Douces nuits

Publié le par Guy Le Flécher

A 60 ans, l’homme a passé 20 années à dormir dont 5 à rêver. J’ai commencé ma vie dans un berceau enrubanné de tulle près du lit de mes parents dont le matelas était creusé par deux cuvettes longitudinales, l’une à la mesure de ma mère et l’autre, plus grande, de la taille de mon père, dans lesquelles ils s’allongeaient tout raides le soir, comme un stylo et son porte-mine dans le sillon de leur étui.
Je suis ensuite passé à une chambre partagée avec mon frère qui prenait très au sérieux les équations au second degré, le réseau fluvial du Rhône et les compléments indirects, pendant que je reluquais la fille du boulanger depuis l’étage avec vue sur la rue de nos lits superposés.
Plus tard encore, et pendant une bonne dizaine d’années, j’ai dormi avec Françoise. En hiver, au retour de ses cours, elle me refilait la grippe attrapée avec ses élèves, ce qui était une façon de partager son travail avec moi. Aujourd’hui, j’essaie de dormir seul le plus souvent possible. J’aime m’étendre sur le dos comme un armateur grec sur son yacht, entouré d’artistes internationaux et de veuves de présidents américains.

Parfois, je vais à l’hôtel. Le vrai luxe n’est-il pas de pouvoir se sentir chez soi partout ? Longtemps, la chambre d’hôtel a été pour le voyageur synonyme de confortable anonymat. Un endroit que l’on quittait, à peine ses bagages défaits. Où l’on rentrait dormir pour mieux repartir. Bref, un lieu fonctionnel, mais qui suscitait rarement une véritable émotion. Ce bel hôtel que j’ai récemment testé semble vouloir nouer avec le client une relation plus intime, plus conviviale.
D’abord le décor : chaud et raffiné, il reste suffisamment discret pour stimuler l’imaginaire de son occupant sans l’envahir. Un espace confortable dont la disposition et la décoration suggèrent l’intimité. Une lumière étudiée, une légère odeur de linge frais et de fleurs, et partout des matières plaisantes au toucher. Le tour du propriétaire mène immanquablement au lit fonctionnel et généreux. Son assise, un matelas à ressorts multiples augmenté d’un surmatelas, offre un confort impeccable.
La vaste couette, épaisse et légère, est faite exclusivement de duvet, de plumettes et de coton. Des matières naturelles qui lui procurent un gonflant inimitable. Comme une délicieuse sensation de se lover dans un nid douillet, un nid de plumes. Doux et moelleux comme une caresse. Chaleureux et accueillant, comme un cocon protecteur. Oh, my bed !
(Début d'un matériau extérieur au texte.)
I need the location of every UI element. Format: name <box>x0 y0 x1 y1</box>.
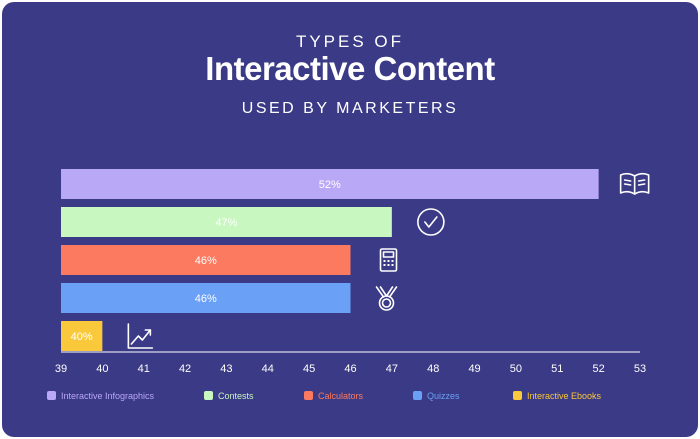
bar-interactive-ebooks <box>61 321 103 351</box>
bar-value-label: 40% <box>71 331 93 343</box>
legend-swatch <box>513 391 522 400</box>
legend-label: Contests <box>218 391 254 401</box>
legend-label: Interactive Ebooks <box>527 391 602 401</box>
x-tick-label: 45 <box>303 363 315 375</box>
legend-swatch <box>204 391 213 400</box>
legend-label: Interactive Infographics <box>61 391 155 401</box>
calculator-icon <box>379 248 398 272</box>
x-tick-label: 47 <box>386 363 398 375</box>
bar-value-label: 52% <box>319 179 341 191</box>
bar-value-label: 46% <box>195 255 217 267</box>
legend-swatch <box>413 391 422 400</box>
bar-value-label: 47% <box>215 217 237 229</box>
x-tick-label: 50 <box>510 363 522 375</box>
bar-interactive-infographics <box>61 169 599 199</box>
x-tick-label: 44 <box>262 363 274 375</box>
x-tick-label: 39 <box>55 363 67 375</box>
x-tick-label: 49 <box>468 363 480 375</box>
x-tick-label: 48 <box>427 363 439 375</box>
legend-swatch <box>47 391 56 400</box>
title-line-3: USED BY MARKETERS <box>241 100 459 117</box>
x-tick-label: 42 <box>179 363 191 375</box>
medal-icon <box>375 286 398 311</box>
bar-quizzes <box>61 283 351 313</box>
x-tick-label: 52 <box>593 363 605 375</box>
bar-calculators <box>61 245 351 275</box>
x-tick-label: 41 <box>138 363 150 375</box>
checkmark-circle-icon <box>417 208 445 236</box>
x-tick-label: 43 <box>220 363 232 375</box>
legend-label: Quizzes <box>427 391 460 401</box>
trending-up-icon <box>127 323 154 349</box>
legend-swatch <box>304 391 313 400</box>
title-line-1: TYPES OF <box>295 32 405 51</box>
x-tick-label: 40 <box>96 363 108 375</box>
legend-label: Calculators <box>318 391 364 401</box>
bar-contests <box>61 207 392 237</box>
x-tick-label: 46 <box>344 363 356 375</box>
x-tick-label: 53 <box>634 363 646 375</box>
bar-value-label: 46% <box>195 293 217 305</box>
x-tick-label: 51 <box>551 363 563 375</box>
book-icon <box>619 172 650 195</box>
chart-title: Interactive Content <box>205 50 495 87</box>
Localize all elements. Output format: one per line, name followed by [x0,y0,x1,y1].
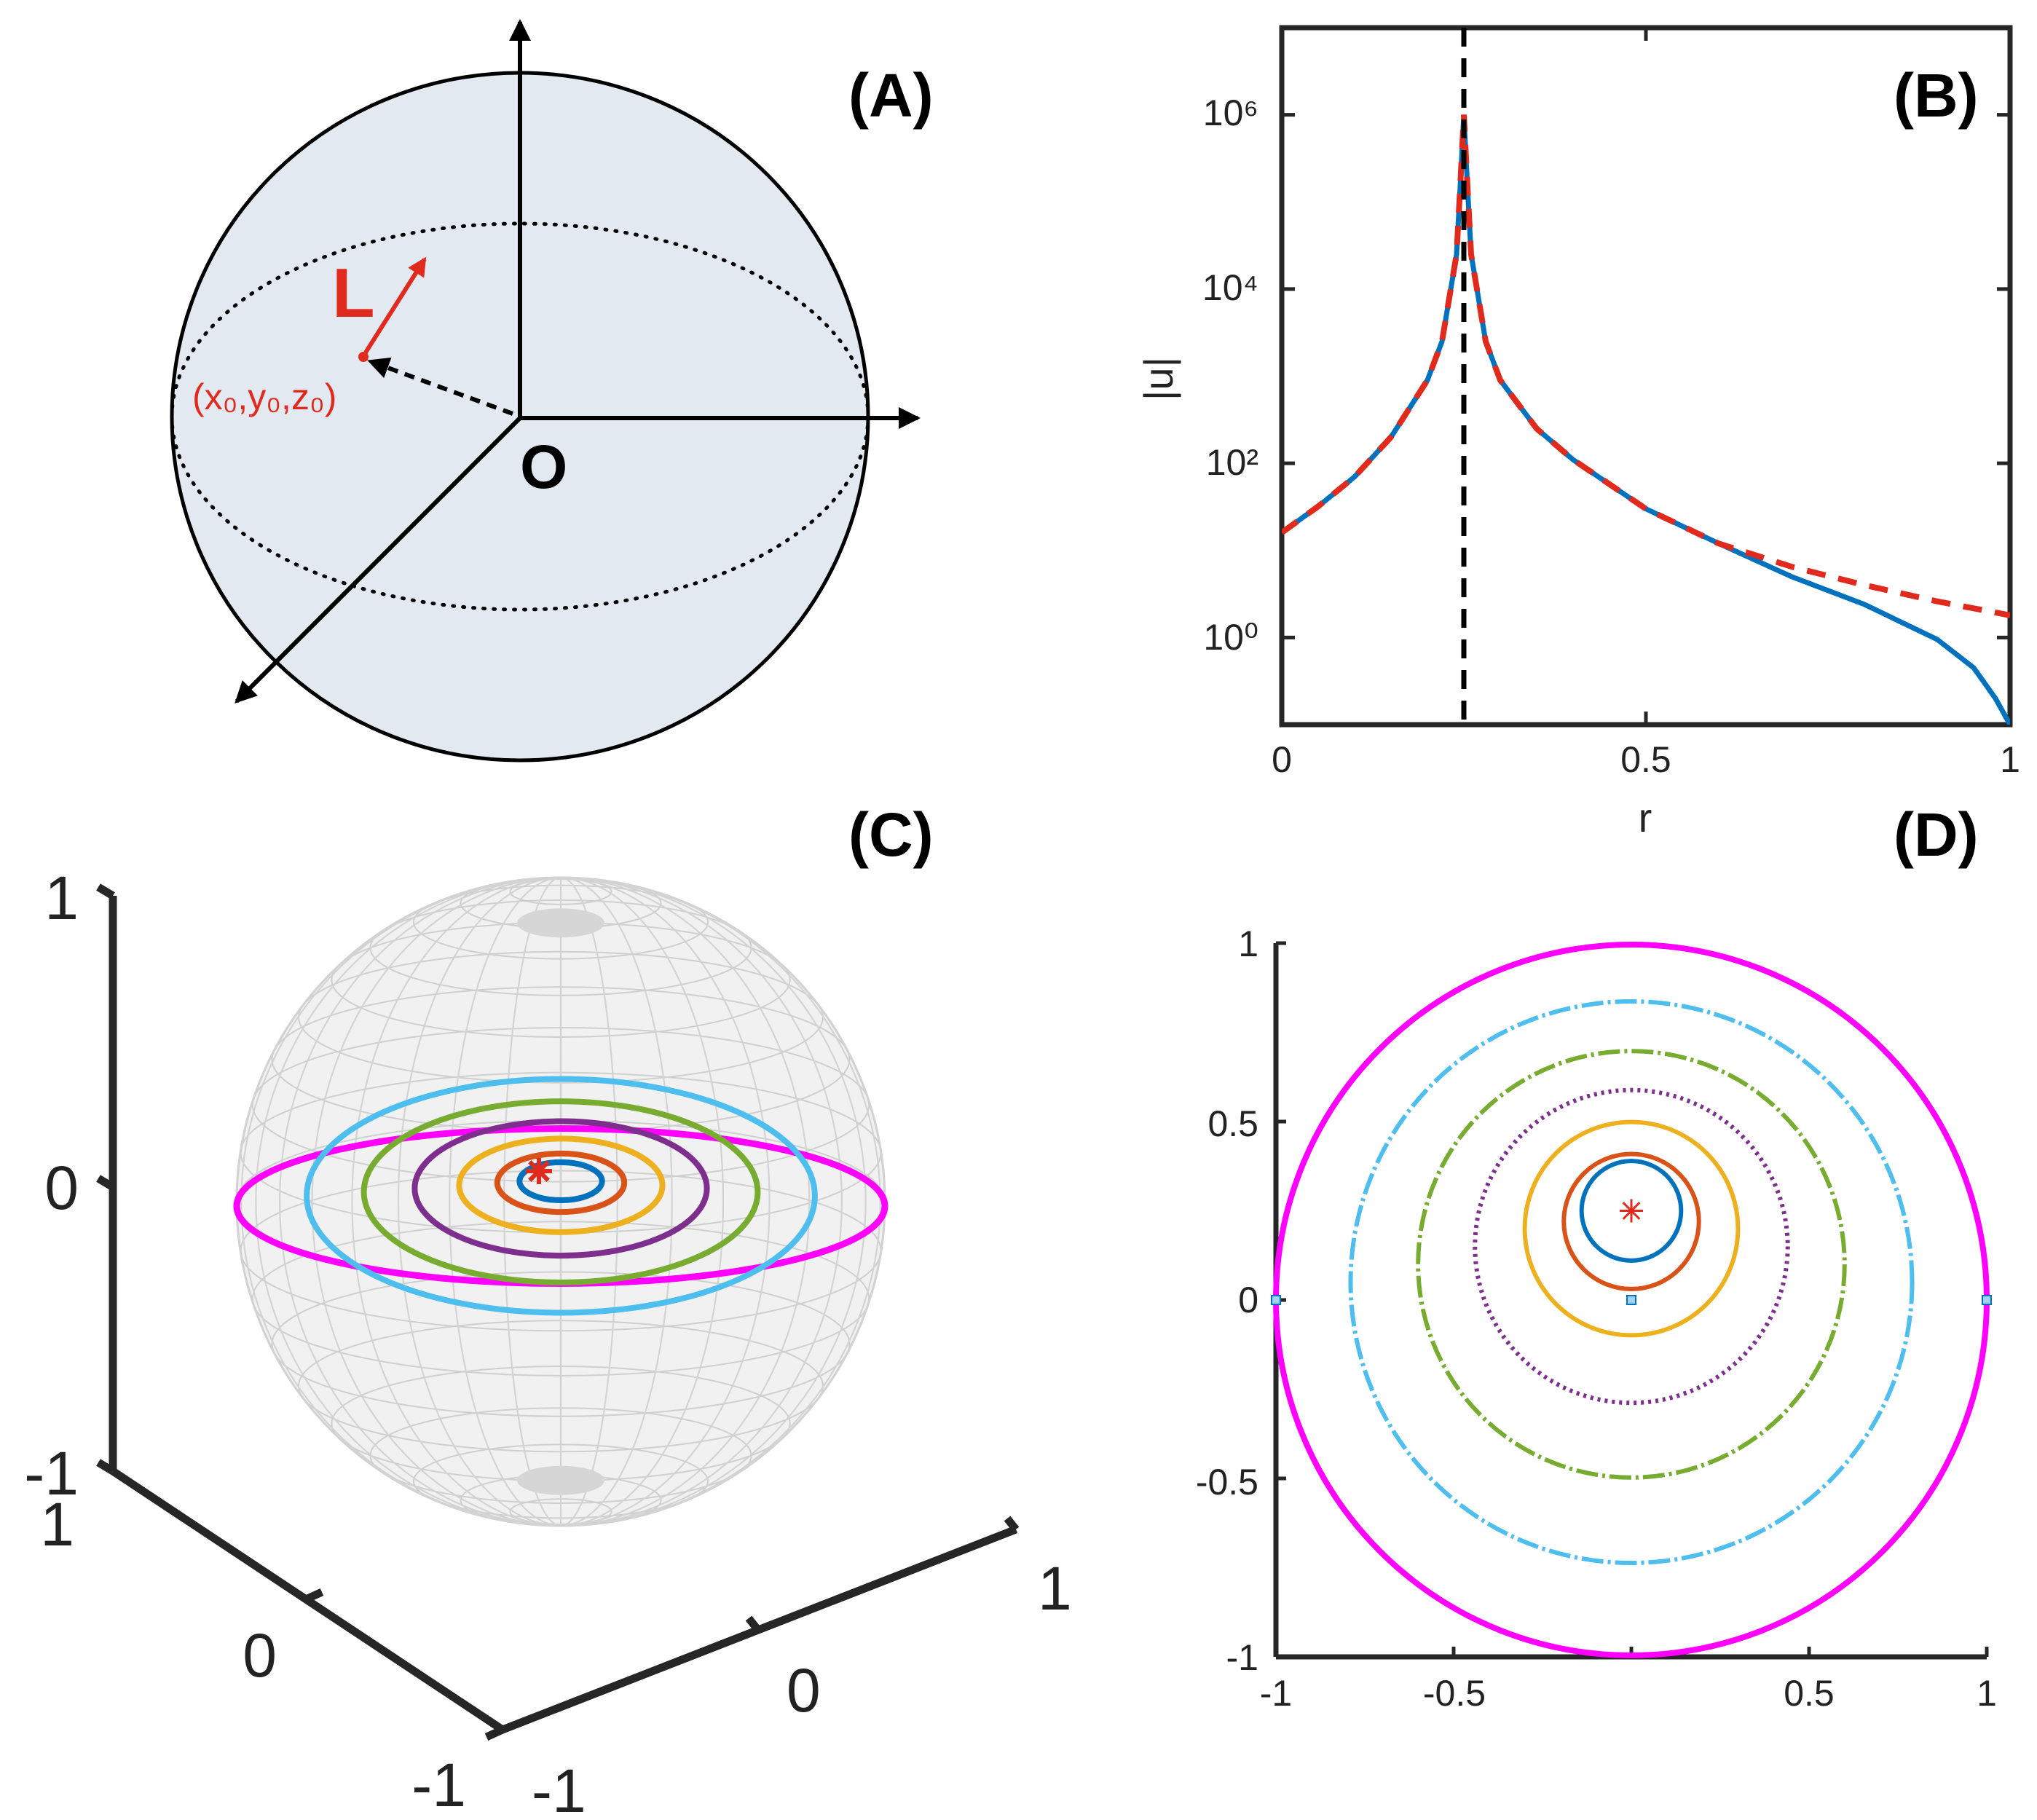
x-tick-1-b: 0.5 [1620,739,1671,780]
mesh-longitude [240,877,881,1526]
orbit-curve-3d [411,1118,710,1259]
orbit-circle-2d [1416,1049,1847,1480]
panel-b: (B) r |u| 0 0.5 1 10⁰ 10² 10⁴ 10⁶ [1135,25,2020,840]
orbit-curve-3d [304,1076,818,1316]
orbit-circle-2d [1473,1087,1790,1406]
source-marker-3d [526,1158,552,1184]
panel-d: (D) 1 0.5 0 -0.5 -1 -1 -0.5 0.5 1 [1196,800,1997,1714]
panel-label-a: (A) [848,61,934,130]
y-tick-mid-3d [745,1615,761,1632]
z-tick-mid [96,1175,115,1191]
x-tick-2-b: 1 [2000,739,2020,780]
mesh-pole-top [517,908,604,938]
x-tick-label-m1-3d: -1 [411,1751,466,1819]
z-tick-label-mid: 0 [44,1154,79,1222]
l-vector-arrow [363,256,427,354]
z-tick-bottom [96,1459,115,1475]
y-tick-3-b: 10⁶ [1203,92,1258,133]
orbit-curves-3d [233,1076,889,1316]
y-tick-end-3d [1004,1516,1020,1532]
y-tick-0-b: 10⁰ [1203,617,1258,658]
orbit-circle-2d [1348,998,1915,1566]
panel-label-d: (D) [1894,800,1979,869]
panel-label-c: (C) [848,800,934,869]
x-tick-label-1-3d: 1 [40,1490,74,1559]
y-tick-label-1-d: 1 [1238,923,1258,964]
x-tick-end-3d [484,1725,505,1741]
square-marker [1271,1295,1281,1305]
orbit-curve-3d [456,1135,666,1235]
y-tick-label-m05-d: -0.5 [1196,1462,1258,1502]
x-tick-label-05-d: 0.5 [1784,1673,1835,1714]
y-axis-3d-right [501,1525,1017,1734]
mesh-pole-bottom [517,1465,604,1495]
y-tick-1-b: 10² [1206,442,1258,483]
x-axis-title-b: r [1639,795,1652,840]
position-vector-dashed [367,357,514,416]
x-tick-label-0-3d: 0 [243,1621,277,1690]
y-tick-label-1-3d: 1 [1038,1554,1072,1623]
orbit-curve-3d [516,1159,605,1203]
panel-label-b: (B) [1894,61,1979,130]
origin-label: O [520,433,567,501]
z-tick-label-bottom: -1 [24,1439,79,1508]
series-asymptotic-line [1282,114,2010,618]
source-point-label: (x₀,y₀,z₀) [192,377,336,417]
l-vector-label: L [332,254,375,332]
orbit-circle-2d [1561,1151,1701,1291]
y-axis-arrow [235,416,522,704]
orbit-circle-2d [1579,1159,1684,1263]
source-star-stroke [1622,1202,1641,1220]
y-tick-label-m1-d: -1 [1226,1637,1258,1678]
y-tick-label-m1-3d: -1 [532,1757,586,1820]
panel-c: 1 0 -1 1 0 -1 -1 0 1 (C) [24,800,1071,1820]
y-tick-2-b: 10⁴ [1202,267,1258,308]
z-tick-label-top: 1 [44,864,79,932]
z-tick-top [96,883,115,899]
x-tick-label-m1-d: -1 [1260,1673,1292,1714]
y-tick-label-0-3d: 0 [787,1656,821,1725]
markers-d [1271,1199,1992,1305]
orbit-curve-3d [494,1150,628,1216]
y-tick-label-0-d: 0 [1238,1280,1258,1320]
orbit-circle-2d [1522,1119,1741,1338]
x-tick-label-m05-d: -0.5 [1423,1673,1486,1714]
square-marker [1982,1295,1992,1305]
y-tick-label-05-d: 0.5 [1207,1103,1258,1144]
ticks-b [1280,28,2012,725]
source-star-stroke [528,1160,550,1182]
orbit-curve-3d [360,1098,761,1285]
x-tick-label-1-d: 1 [1977,1673,1997,1714]
x-tick-mid-3d [304,1588,324,1604]
x-tick-0-b: 0 [1272,739,1292,780]
y-axis-title-b: |u| [1135,357,1181,401]
source-point [358,352,369,362]
panel-a: L (x₀,y₀,z₀) O (A) [170,19,934,763]
square-marker [1626,1295,1636,1305]
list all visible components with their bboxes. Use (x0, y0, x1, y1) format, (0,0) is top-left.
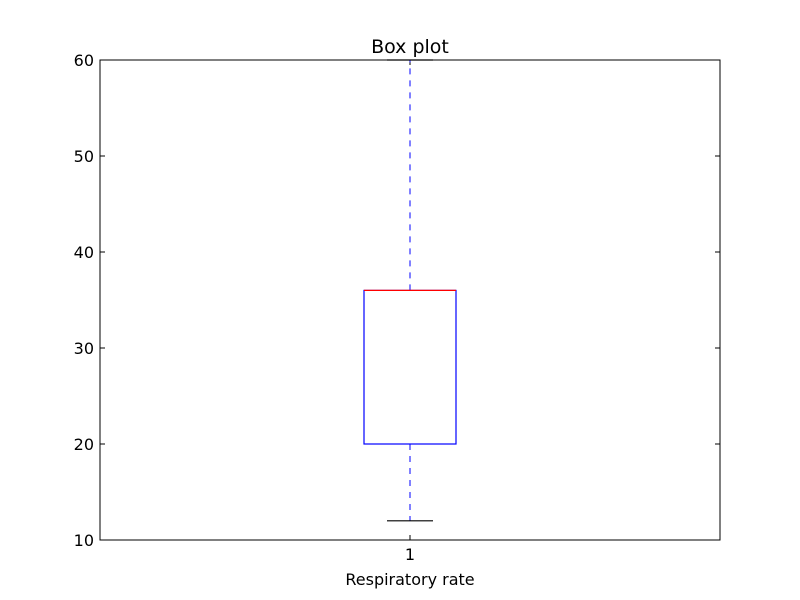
box-plot-series (363, 59, 457, 522)
y-tick-label: 20 (74, 435, 94, 454)
y-tick-label: 30 (74, 339, 94, 358)
plot-area-frame (99, 59, 721, 541)
x-tick-label: 1 (405, 545, 415, 564)
x-axis-label: Respiratory rate (345, 570, 474, 589)
y-tick-label: 60 (74, 51, 94, 70)
y-axis-ticks: 10 20 30 40 50 60 (74, 51, 720, 550)
y-tick-label: 10 (74, 531, 94, 550)
y-tick-label: 40 (74, 243, 94, 262)
y-tick-label: 50 (74, 147, 94, 166)
chart-title: Box plot (371, 36, 449, 58)
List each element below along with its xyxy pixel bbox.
Confortablement allongé, je me suis alors souvenu de la fille du boulanger, mariée avec un bâtard qui ressemblait plus que moi à un croissant et surtout, de Françoise qui enseignait l’histoire et peuplait de rois notre lit. Il m’arrivait même de trouver sur l’oreiller la barbe de François 1er ou les favoris de Louis XVIII.
Elle soutenait que je me laissais trop aller à une jalousie imbécile lorsqu’elle rentrait en pleine nuit sentant l’after-shave et le cou marqué de suçons. Les conseils de classe, alléguait-elle, durent toujours très longtemps. J’ai vite chassé ces souvenirs, j’ai fermé les yeux et pensé un temps au régime fluvial du Rhône pour mieux me transporter sur une plage du Pirée.
Figurez-vous qu’une veuve de président américain venait de quitter son armateur d’amant et m’y attendait.